Posted by Stephen Leather on Mar 2, 2013 in In The Press | Comments Off on Stephen Leather Featured In The Guardian – February 2011
Original story from The Guardian, February 26, 2011
Self-publishing has traditionally been a surefire route to obscurity and dismal sales. Now a British thriller writer who sells his novels as ebooks for as little as 70p is proving the naysayers wrong.
Not only does Stephen Leather, Britain’s leading “independent” writer, estimate he has occupied the number one spot on Amazon.co.uk’s Kindle ebook bestseller lists for “90% of the last three months”, he is also selling “somewhere in the region” of 2,000 ebooks a day – and making big profits in the process.
Leather, who celebrated his seventh consecutive week at the top of the Amazon chart with his novella The Basement, about a serial killer in New York, also occupies fourth place with Hard Landing, another thriller, and 11th place with Once Bitten, a vampire novel.

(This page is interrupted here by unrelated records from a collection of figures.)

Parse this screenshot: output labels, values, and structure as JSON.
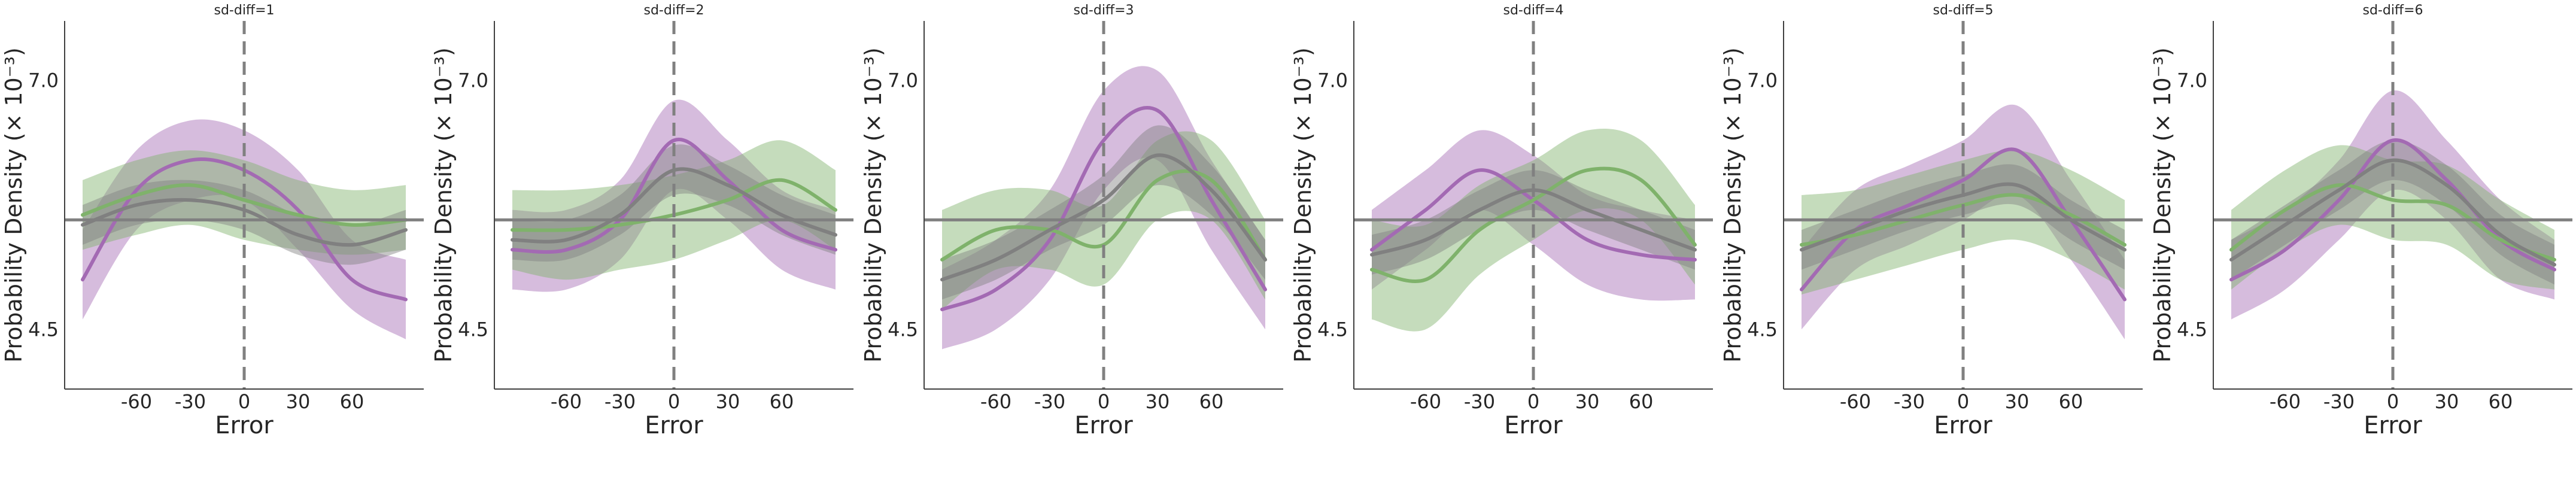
{
  "colors": {
    "purple": "#a36ab3",
    "green": "#7fb26b",
    "gray": "#808080",
    "axis": "#404040"
  },
  "chart_data": [
    {
      "type": "line",
      "title": "sd-diff=1",
      "xlabel": "Error",
      "ylabel": "Probability Density (× 10⁻³)",
      "xlim": [
        -100,
        100
      ],
      "ylim": [
        3.9,
        7.6
      ],
      "xticks": [
        -60,
        -30,
        0,
        30,
        60
      ],
      "yticks": [
        4.5,
        7.0
      ],
      "hline": 5.6,
      "vline": 0,
      "x": [
        -90,
        -60,
        -30,
        0,
        30,
        60,
        90
      ],
      "series": [
        {
          "color": "purple",
          "values": [
            5.0,
            5.9,
            6.2,
            6.1,
            5.7,
            5.0,
            4.8
          ],
          "lower": [
            4.6,
            5.5,
            5.8,
            5.8,
            5.3,
            4.7,
            4.4
          ],
          "upper": [
            5.5,
            6.3,
            6.6,
            6.5,
            6.1,
            5.4,
            5.2
          ]
        },
        {
          "color": "green",
          "values": [
            5.65,
            5.85,
            5.95,
            5.8,
            5.65,
            5.55,
            5.6
          ],
          "lower": [
            5.3,
            5.45,
            5.55,
            5.4,
            5.3,
            5.25,
            5.3
          ],
          "upper": [
            6.0,
            6.2,
            6.3,
            6.2,
            6.0,
            5.9,
            5.95
          ]
        },
        {
          "color": "gray",
          "values": [
            5.55,
            5.75,
            5.8,
            5.7,
            5.45,
            5.35,
            5.5
          ],
          "lower": [
            5.35,
            5.55,
            5.6,
            5.5,
            5.25,
            5.15,
            5.3
          ],
          "upper": [
            5.75,
            5.95,
            6.0,
            5.9,
            5.65,
            5.55,
            5.7
          ]
        }
      ]
    },
    {
      "type": "line",
      "title": "sd-diff=2",
      "xlabel": "Error",
      "ylabel": "Probability Density (× 10⁻³)",
      "xlim": [
        -100,
        100
      ],
      "ylim": [
        3.9,
        7.6
      ],
      "xticks": [
        -60,
        -30,
        0,
        30,
        60
      ],
      "yticks": [
        4.5,
        7.0
      ],
      "hline": 5.6,
      "vline": 0,
      "x": [
        -90,
        -60,
        -30,
        0,
        30,
        60,
        90
      ],
      "series": [
        {
          "color": "purple",
          "values": [
            5.3,
            5.3,
            5.6,
            6.4,
            6.0,
            5.5,
            5.3
          ],
          "lower": [
            4.9,
            4.9,
            5.2,
            5.9,
            5.6,
            5.1,
            4.9
          ],
          "upper": [
            5.7,
            5.7,
            6.0,
            6.8,
            6.4,
            5.9,
            5.7
          ]
        },
        {
          "color": "green",
          "values": [
            5.5,
            5.5,
            5.55,
            5.65,
            5.8,
            6.0,
            5.7
          ],
          "lower": [
            5.1,
            5.0,
            5.1,
            5.2,
            5.4,
            5.6,
            5.3
          ],
          "upper": [
            5.9,
            5.9,
            5.95,
            6.05,
            6.2,
            6.4,
            6.1
          ]
        },
        {
          "color": "gray",
          "values": [
            5.4,
            5.4,
            5.65,
            6.1,
            5.95,
            5.65,
            5.45
          ],
          "lower": [
            5.2,
            5.2,
            5.45,
            5.85,
            5.75,
            5.45,
            5.25
          ],
          "upper": [
            5.6,
            5.6,
            5.85,
            6.35,
            6.15,
            5.85,
            5.65
          ]
        }
      ]
    },
    {
      "type": "line",
      "title": "sd-diff=3",
      "xlabel": "Error",
      "ylabel": "Probability Density (× 10⁻³)",
      "xlim": [
        -100,
        100
      ],
      "ylim": [
        3.9,
        7.6
      ],
      "xticks": [
        -60,
        -30,
        0,
        30,
        60
      ],
      "yticks": [
        4.5,
        7.0
      ],
      "hline": 5.6,
      "vline": 0,
      "x": [
        -90,
        -60,
        -30,
        0,
        30,
        60,
        90
      ],
      "series": [
        {
          "color": "purple",
          "values": [
            4.7,
            4.9,
            5.4,
            6.4,
            6.7,
            5.8,
            4.9
          ],
          "lower": [
            4.3,
            4.5,
            5.0,
            5.9,
            6.2,
            5.3,
            4.5
          ],
          "upper": [
            5.1,
            5.4,
            5.9,
            6.9,
            7.1,
            6.2,
            5.4
          ]
        },
        {
          "color": "green",
          "values": [
            5.2,
            5.5,
            5.5,
            5.35,
            6.0,
            6.0,
            5.2
          ],
          "lower": [
            4.7,
            5.1,
            5.1,
            4.95,
            5.6,
            5.6,
            4.8
          ],
          "upper": [
            5.7,
            5.9,
            5.9,
            5.75,
            6.4,
            6.4,
            5.6
          ]
        },
        {
          "color": "gray",
          "values": [
            5.0,
            5.2,
            5.5,
            5.8,
            6.25,
            5.9,
            5.2
          ],
          "lower": [
            4.8,
            5.0,
            5.3,
            5.55,
            5.95,
            5.65,
            5.0
          ],
          "upper": [
            5.2,
            5.4,
            5.7,
            6.05,
            6.55,
            6.15,
            5.4
          ]
        }
      ]
    },
    {
      "type": "line",
      "title": "sd-diff=4",
      "xlabel": "Error",
      "ylabel": "Probability Density (× 10⁻³)",
      "xlim": [
        -100,
        100
      ],
      "ylim": [
        3.9,
        7.6
      ],
      "xticks": [
        -60,
        -30,
        0,
        30,
        60
      ],
      "yticks": [
        4.5,
        7.0
      ],
      "hline": 5.6,
      "vline": 0,
      "x": [
        -90,
        -60,
        -30,
        0,
        30,
        60,
        90
      ],
      "series": [
        {
          "color": "purple",
          "values": [
            5.3,
            5.7,
            6.1,
            5.8,
            5.4,
            5.25,
            5.2
          ],
          "lower": [
            4.9,
            5.3,
            5.7,
            5.35,
            4.95,
            4.8,
            4.8
          ],
          "upper": [
            5.7,
            6.1,
            6.5,
            6.25,
            5.85,
            5.7,
            5.6
          ]
        },
        {
          "color": "green",
          "values": [
            5.1,
            5.0,
            5.5,
            5.8,
            6.1,
            6.0,
            5.35
          ],
          "lower": [
            4.6,
            4.5,
            5.05,
            5.4,
            5.7,
            5.6,
            4.95
          ],
          "upper": [
            5.6,
            5.55,
            5.95,
            6.2,
            6.5,
            6.4,
            5.75
          ]
        },
        {
          "color": "gray",
          "values": [
            5.25,
            5.4,
            5.7,
            5.9,
            5.7,
            5.5,
            5.3
          ],
          "lower": [
            5.05,
            5.2,
            5.5,
            5.7,
            5.5,
            5.3,
            5.1
          ],
          "upper": [
            5.45,
            5.6,
            5.9,
            6.1,
            5.9,
            5.7,
            5.5
          ]
        }
      ]
    },
    {
      "type": "line",
      "title": "sd-diff=5",
      "xlabel": "Error",
      "ylabel": "Probability Density (× 10⁻³)",
      "xlim": [
        -100,
        100
      ],
      "ylim": [
        3.9,
        7.6
      ],
      "xticks": [
        -60,
        -30,
        0,
        30,
        60
      ],
      "yticks": [
        4.5,
        7.0
      ],
      "hline": 5.6,
      "vline": 0,
      "x": [
        -90,
        -60,
        -30,
        0,
        30,
        60,
        90
      ],
      "series": [
        {
          "color": "purple",
          "values": [
            4.9,
            5.5,
            5.75,
            6.0,
            6.3,
            5.6,
            4.8
          ],
          "lower": [
            4.5,
            5.1,
            5.35,
            5.6,
            5.85,
            5.2,
            4.4
          ],
          "upper": [
            5.3,
            5.9,
            6.15,
            6.4,
            6.75,
            6.0,
            5.2
          ]
        },
        {
          "color": "green",
          "values": [
            5.35,
            5.45,
            5.6,
            5.75,
            5.85,
            5.65,
            5.35
          ],
          "lower": [
            4.85,
            5.0,
            5.15,
            5.3,
            5.4,
            5.2,
            4.9
          ],
          "upper": [
            5.85,
            5.9,
            6.05,
            6.2,
            6.3,
            6.1,
            5.8
          ]
        },
        {
          "color": "gray",
          "values": [
            5.3,
            5.5,
            5.7,
            5.85,
            5.95,
            5.6,
            5.3
          ],
          "lower": [
            5.1,
            5.3,
            5.5,
            5.65,
            5.75,
            5.4,
            5.1
          ],
          "upper": [
            5.5,
            5.7,
            5.9,
            6.05,
            6.15,
            5.8,
            5.5
          ]
        }
      ]
    },
    {
      "type": "line",
      "title": "sd-diff=6",
      "xlabel": "Error",
      "ylabel": "Probability Density (× 10⁻³)",
      "xlim": [
        -100,
        100
      ],
      "ylim": [
        3.9,
        7.6
      ],
      "xticks": [
        -60,
        -30,
        0,
        30,
        60
      ],
      "yticks": [
        4.5,
        7.0
      ],
      "hline": 5.6,
      "vline": 0,
      "x": [
        -90,
        -60,
        -30,
        0,
        30,
        60,
        90
      ],
      "series": [
        {
          "color": "purple",
          "values": [
            5.0,
            5.3,
            5.8,
            6.4,
            6.0,
            5.4,
            5.1
          ],
          "lower": [
            4.6,
            4.9,
            5.4,
            5.9,
            5.6,
            5.0,
            4.8
          ],
          "upper": [
            5.4,
            5.7,
            6.2,
            6.9,
            6.4,
            5.8,
            5.4
          ]
        },
        {
          "color": "green",
          "values": [
            5.3,
            5.7,
            5.95,
            5.8,
            5.75,
            5.4,
            5.2
          ],
          "lower": [
            4.9,
            5.3,
            5.55,
            5.4,
            5.35,
            5.0,
            4.9
          ],
          "upper": [
            5.7,
            6.1,
            6.35,
            6.2,
            6.15,
            5.8,
            5.5
          ]
        },
        {
          "color": "gray",
          "values": [
            5.2,
            5.55,
            5.9,
            6.2,
            5.95,
            5.45,
            5.15
          ],
          "lower": [
            5.0,
            5.35,
            5.7,
            6.0,
            5.75,
            5.25,
            4.95
          ],
          "upper": [
            5.4,
            5.75,
            6.1,
            6.4,
            6.15,
            5.65,
            5.35
          ]
        }
      ]
    }
  ]
}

He is one of many authors increasingly turning to ebooks as an alternative way to the top. Capitalising on the popularity of e-readers such as the Kindle, a new generation of writers is bypassing agents and publishers and using the flexible pricing model of ebooks to offer their work directly to the public at rock-bottom prices. Some, like Leather, are achieving huge sales, which, not surprisingly, is striking fear into publishers.
Leather enjoys a successful parallel career writing “big international thrillers” for Hodder & Stoughton. But last August, when Amazon.co.uk opened its Kindle store, he saw an opportunity: “I was lucky, in that I had three novellas Hodder had turned down because they were in a different genre from my other books and too short to work as conventional paperbacks. But I realised they might work for the Kindle.”